Binaya girdiğim gibi karşıma çıkan Yağız ile gülümsedim. Kendisinin en büyük hobisi bana iltifat etmekti. Bu bir süre sonra sinir bozucu oluyordu elbette. "Oooo Asel hanım. Yine mükemmel güzelliğinden ödün vermemişsin." diyerek kolunu omzuma attığında kıkırdadım. "Iltifatin için sağ ol Yağız ama acilen müdürün yanına gitmeliyim." diyerek yanından ayrıldım.

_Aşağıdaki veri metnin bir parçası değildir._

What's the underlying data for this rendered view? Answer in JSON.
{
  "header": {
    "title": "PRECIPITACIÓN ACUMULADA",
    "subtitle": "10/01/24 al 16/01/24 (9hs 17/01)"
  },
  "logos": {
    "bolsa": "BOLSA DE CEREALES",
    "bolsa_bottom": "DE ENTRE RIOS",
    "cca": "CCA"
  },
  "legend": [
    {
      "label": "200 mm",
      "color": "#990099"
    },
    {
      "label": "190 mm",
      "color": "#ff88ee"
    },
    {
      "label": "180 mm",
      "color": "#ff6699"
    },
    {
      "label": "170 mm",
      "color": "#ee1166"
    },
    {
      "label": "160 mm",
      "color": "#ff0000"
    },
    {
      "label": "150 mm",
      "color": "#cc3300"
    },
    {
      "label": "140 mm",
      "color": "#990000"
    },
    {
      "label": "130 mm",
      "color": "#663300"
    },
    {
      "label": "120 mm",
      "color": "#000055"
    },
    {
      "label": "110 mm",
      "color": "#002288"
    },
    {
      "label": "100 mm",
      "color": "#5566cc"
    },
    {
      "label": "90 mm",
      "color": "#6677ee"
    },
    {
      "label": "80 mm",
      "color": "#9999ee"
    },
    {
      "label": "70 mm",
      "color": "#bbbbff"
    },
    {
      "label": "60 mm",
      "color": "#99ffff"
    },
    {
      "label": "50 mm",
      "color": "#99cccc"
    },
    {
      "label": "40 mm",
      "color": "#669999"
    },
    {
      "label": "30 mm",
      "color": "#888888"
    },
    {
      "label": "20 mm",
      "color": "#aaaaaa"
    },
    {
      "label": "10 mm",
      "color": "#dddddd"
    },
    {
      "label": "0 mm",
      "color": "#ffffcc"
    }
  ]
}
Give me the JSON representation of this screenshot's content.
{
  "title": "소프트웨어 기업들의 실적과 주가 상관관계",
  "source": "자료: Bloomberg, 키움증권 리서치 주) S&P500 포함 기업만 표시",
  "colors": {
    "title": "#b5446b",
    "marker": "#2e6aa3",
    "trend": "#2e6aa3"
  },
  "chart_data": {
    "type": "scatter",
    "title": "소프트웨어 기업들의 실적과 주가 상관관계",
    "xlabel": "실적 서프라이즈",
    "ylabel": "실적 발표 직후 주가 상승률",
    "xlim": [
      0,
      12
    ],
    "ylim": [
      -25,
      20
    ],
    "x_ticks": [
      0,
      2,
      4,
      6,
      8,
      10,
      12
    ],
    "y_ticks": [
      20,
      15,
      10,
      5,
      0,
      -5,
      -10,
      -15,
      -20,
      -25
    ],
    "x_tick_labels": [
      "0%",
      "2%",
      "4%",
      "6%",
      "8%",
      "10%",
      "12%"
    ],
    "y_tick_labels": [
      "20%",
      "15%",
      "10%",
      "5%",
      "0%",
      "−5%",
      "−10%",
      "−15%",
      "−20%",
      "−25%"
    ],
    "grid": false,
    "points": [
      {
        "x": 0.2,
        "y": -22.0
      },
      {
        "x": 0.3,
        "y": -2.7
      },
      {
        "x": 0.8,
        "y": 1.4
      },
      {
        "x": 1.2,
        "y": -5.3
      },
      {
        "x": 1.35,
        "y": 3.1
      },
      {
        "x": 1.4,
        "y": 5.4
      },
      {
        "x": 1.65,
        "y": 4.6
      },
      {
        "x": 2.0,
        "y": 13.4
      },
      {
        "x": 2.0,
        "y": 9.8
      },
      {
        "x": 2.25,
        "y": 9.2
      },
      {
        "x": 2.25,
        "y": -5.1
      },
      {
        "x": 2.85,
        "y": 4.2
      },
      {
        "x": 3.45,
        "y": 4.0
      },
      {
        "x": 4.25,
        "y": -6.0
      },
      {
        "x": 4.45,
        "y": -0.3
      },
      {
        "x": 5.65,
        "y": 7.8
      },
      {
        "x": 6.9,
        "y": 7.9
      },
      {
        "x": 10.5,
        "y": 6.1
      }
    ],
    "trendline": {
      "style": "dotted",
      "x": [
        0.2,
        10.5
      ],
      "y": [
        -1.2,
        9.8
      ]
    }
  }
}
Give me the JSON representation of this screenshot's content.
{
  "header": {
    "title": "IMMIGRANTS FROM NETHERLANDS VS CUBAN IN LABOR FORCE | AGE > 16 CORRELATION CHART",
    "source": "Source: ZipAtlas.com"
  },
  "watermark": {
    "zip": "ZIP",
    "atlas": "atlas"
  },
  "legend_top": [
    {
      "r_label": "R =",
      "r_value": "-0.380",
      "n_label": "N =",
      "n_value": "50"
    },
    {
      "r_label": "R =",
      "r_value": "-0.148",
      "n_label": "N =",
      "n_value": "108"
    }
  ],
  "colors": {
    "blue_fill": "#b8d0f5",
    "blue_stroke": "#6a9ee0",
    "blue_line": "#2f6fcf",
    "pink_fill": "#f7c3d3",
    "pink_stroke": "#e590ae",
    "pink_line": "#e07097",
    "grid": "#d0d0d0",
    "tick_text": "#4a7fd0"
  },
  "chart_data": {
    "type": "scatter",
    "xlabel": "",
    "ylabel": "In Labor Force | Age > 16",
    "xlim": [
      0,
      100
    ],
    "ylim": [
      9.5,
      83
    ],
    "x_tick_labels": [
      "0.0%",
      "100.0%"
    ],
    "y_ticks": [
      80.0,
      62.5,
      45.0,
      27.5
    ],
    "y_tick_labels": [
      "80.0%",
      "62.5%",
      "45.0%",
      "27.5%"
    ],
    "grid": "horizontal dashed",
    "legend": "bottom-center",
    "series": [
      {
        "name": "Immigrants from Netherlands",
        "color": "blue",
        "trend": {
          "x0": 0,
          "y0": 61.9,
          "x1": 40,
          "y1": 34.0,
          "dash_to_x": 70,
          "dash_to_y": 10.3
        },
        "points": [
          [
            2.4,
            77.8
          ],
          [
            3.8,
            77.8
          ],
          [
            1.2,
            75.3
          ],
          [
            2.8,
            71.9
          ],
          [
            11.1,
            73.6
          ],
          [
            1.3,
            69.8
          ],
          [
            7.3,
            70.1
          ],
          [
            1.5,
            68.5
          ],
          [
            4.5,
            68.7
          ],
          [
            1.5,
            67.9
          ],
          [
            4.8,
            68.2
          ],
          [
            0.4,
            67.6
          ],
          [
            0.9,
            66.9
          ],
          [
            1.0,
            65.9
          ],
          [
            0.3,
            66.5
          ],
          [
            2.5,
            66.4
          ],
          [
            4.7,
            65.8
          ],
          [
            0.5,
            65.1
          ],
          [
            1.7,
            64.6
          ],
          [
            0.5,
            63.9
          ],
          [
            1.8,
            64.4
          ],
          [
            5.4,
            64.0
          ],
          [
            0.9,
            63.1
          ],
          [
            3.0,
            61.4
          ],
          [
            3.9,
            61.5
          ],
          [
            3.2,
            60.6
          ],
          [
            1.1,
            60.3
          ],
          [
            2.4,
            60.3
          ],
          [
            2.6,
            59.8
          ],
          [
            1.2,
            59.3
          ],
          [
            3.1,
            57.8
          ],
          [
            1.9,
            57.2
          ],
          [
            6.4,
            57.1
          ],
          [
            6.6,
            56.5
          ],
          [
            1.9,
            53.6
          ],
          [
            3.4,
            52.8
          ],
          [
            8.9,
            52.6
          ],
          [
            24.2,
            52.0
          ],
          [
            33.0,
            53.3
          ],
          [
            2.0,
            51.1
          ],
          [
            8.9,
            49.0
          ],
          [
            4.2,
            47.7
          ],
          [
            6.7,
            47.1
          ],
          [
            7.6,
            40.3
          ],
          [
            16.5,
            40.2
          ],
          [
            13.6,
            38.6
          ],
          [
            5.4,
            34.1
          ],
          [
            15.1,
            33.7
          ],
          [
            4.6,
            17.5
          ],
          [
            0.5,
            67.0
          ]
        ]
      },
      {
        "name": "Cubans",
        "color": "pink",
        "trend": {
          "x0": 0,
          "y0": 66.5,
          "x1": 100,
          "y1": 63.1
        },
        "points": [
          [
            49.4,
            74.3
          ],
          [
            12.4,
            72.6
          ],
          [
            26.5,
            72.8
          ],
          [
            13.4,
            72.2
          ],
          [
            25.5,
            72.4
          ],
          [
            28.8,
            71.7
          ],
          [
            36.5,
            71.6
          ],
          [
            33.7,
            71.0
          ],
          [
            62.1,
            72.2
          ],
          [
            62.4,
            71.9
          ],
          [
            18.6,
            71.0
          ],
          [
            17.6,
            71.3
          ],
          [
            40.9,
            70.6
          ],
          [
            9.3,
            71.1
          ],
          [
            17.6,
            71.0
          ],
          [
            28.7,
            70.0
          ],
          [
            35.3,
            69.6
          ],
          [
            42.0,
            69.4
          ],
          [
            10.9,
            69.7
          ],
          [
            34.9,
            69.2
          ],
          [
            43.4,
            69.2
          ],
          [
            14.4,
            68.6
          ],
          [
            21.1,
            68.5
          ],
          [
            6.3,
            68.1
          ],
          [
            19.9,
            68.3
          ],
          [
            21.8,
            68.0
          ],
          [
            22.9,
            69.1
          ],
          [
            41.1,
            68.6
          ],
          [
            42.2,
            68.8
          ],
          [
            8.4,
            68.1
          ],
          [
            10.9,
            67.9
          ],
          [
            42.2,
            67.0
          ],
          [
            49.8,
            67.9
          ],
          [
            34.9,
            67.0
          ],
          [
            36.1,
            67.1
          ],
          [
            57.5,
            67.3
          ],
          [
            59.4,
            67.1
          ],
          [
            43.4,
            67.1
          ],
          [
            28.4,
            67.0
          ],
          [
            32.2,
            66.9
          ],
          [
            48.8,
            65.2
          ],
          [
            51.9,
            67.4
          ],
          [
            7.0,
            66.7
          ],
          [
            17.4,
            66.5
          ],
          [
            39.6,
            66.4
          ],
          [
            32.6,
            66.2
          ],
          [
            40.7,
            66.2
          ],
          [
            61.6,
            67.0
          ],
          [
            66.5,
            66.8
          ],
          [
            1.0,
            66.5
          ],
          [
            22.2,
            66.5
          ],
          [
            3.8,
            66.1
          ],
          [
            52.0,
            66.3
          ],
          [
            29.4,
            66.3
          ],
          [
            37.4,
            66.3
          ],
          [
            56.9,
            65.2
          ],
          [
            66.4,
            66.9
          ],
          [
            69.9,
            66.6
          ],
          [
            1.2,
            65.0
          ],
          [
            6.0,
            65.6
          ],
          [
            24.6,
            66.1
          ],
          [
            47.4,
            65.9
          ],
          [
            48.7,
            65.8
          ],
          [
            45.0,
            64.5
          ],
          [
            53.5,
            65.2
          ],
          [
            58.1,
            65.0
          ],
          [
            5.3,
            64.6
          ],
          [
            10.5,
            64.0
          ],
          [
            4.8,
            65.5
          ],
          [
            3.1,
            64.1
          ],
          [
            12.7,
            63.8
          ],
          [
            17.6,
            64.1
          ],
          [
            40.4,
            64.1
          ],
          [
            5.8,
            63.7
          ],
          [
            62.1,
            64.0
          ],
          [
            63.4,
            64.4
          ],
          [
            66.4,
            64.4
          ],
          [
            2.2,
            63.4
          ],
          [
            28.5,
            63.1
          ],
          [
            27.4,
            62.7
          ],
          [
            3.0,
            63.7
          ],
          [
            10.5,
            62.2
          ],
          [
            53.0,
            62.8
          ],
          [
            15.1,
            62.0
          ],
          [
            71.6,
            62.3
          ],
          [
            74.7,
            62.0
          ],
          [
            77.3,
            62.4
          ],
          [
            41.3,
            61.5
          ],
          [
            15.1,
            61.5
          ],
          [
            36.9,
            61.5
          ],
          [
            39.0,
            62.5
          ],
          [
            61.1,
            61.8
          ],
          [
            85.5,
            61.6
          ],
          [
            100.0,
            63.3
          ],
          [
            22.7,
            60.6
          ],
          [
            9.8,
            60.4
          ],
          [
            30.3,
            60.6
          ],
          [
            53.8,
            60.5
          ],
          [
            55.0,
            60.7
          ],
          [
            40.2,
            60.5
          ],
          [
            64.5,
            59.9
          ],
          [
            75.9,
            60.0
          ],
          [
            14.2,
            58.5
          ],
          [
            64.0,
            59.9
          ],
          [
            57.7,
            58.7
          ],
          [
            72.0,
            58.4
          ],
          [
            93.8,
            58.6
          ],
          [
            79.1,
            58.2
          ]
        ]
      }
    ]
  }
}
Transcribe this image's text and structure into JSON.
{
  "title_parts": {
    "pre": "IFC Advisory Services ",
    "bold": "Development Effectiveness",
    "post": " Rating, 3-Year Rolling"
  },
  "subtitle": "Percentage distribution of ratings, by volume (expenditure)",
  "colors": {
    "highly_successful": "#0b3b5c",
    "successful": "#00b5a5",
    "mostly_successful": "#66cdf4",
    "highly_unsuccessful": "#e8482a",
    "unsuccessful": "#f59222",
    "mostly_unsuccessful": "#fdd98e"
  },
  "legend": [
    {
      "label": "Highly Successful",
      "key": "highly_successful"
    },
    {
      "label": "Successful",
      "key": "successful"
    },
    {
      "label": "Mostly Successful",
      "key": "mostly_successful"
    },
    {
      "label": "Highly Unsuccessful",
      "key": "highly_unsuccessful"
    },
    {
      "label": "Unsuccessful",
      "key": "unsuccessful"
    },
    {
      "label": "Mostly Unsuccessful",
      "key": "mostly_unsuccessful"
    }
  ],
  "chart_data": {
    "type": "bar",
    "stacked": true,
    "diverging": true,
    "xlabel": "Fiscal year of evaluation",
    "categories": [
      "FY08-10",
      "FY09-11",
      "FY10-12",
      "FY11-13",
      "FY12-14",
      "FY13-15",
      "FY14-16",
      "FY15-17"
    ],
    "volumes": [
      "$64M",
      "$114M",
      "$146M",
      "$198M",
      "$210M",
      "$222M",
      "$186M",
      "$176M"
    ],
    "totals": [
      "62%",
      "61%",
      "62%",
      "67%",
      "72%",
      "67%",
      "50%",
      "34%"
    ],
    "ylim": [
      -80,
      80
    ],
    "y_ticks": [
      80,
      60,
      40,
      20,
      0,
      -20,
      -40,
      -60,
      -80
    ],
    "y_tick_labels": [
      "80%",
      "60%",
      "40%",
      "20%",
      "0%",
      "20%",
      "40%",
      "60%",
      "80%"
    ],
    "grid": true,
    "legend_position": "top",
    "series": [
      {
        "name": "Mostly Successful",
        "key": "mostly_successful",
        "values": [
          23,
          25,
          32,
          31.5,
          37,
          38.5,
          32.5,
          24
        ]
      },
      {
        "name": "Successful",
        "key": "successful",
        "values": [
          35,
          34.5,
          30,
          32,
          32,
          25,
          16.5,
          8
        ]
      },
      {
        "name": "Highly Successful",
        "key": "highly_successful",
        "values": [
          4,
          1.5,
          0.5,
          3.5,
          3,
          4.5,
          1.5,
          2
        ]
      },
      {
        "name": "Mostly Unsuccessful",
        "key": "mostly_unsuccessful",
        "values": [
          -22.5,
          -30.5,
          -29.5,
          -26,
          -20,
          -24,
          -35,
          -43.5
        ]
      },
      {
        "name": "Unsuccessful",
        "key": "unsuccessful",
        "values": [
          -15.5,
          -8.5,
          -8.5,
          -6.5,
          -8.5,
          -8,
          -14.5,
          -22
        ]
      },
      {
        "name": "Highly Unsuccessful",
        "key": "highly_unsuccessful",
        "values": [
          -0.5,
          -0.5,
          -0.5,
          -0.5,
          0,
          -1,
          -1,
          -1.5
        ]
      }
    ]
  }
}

"Gel Asel gel" sesi ile odaya girdim. "Günaydın komiserim. Nasılsınız?" diyerek gülümsedim. "Çok iyiyim sağ ol. Umarım sende iyisindir" dediğinde başımla onayladım. Direk konuya girmek istediği her halinden belli oluyordu. Susup dinlemeye başladım. "Asel şehrin en aktif bölgesinde büyük bir uyuşturucu baronu var. Yıllardır onları suç üstü yapmak için uğraşıyoruz. Her seferinde bir yol bulup aklanmayı başarıyorlar. Senden isteğim gizli bir ajan olarak onların arasına girmen. Görev boyunca gizli görüşmeler yapacağız. Çok dikkatli ve hassas davranmaliyiz. Tabi bunu kabul edersen. Bu baronun baş sahibi Kerem Özeren. Kendisi Tunç Hotel zincirinin de sahibi. Otel işleri sayesinde uyuşturucu madde satışı yapıyor. Otelde kalan çoğu kişi bu adamın ticaret yaptığı kişiler. Bir de bu adamın oğlu var. Asaf Emir Özeren. Uyuşturucu işini babasından daha fazla benimsemiş durumda. Muhatabın olması an meselesi yani. O da Erica Bar isimli bir mekanı işletiyor. Mekan içinde de ticaret yapılıyor. Sen bu göreve girersen onların işine yarayacak şeyler yaparak güvenlerini kazanacaksın. Ardından her hareketlerini bize rapor edeceksin. Bu görevi başarırsak mükemmel olur. Bir kaç gün düşün. Direk cevap vermek zorunda değilsin. Beni mutlaka haberdar et. " dediğinde çoktan düşünmeye başlamıştım. Çok tehlikeliydi benim için. Uyuşturucu ticareti yapan insanlar cinayet vb olaylardan da geri kalmazdı. Bir kaç günümü bunu düşünmekle geçirmek en iyisiydi.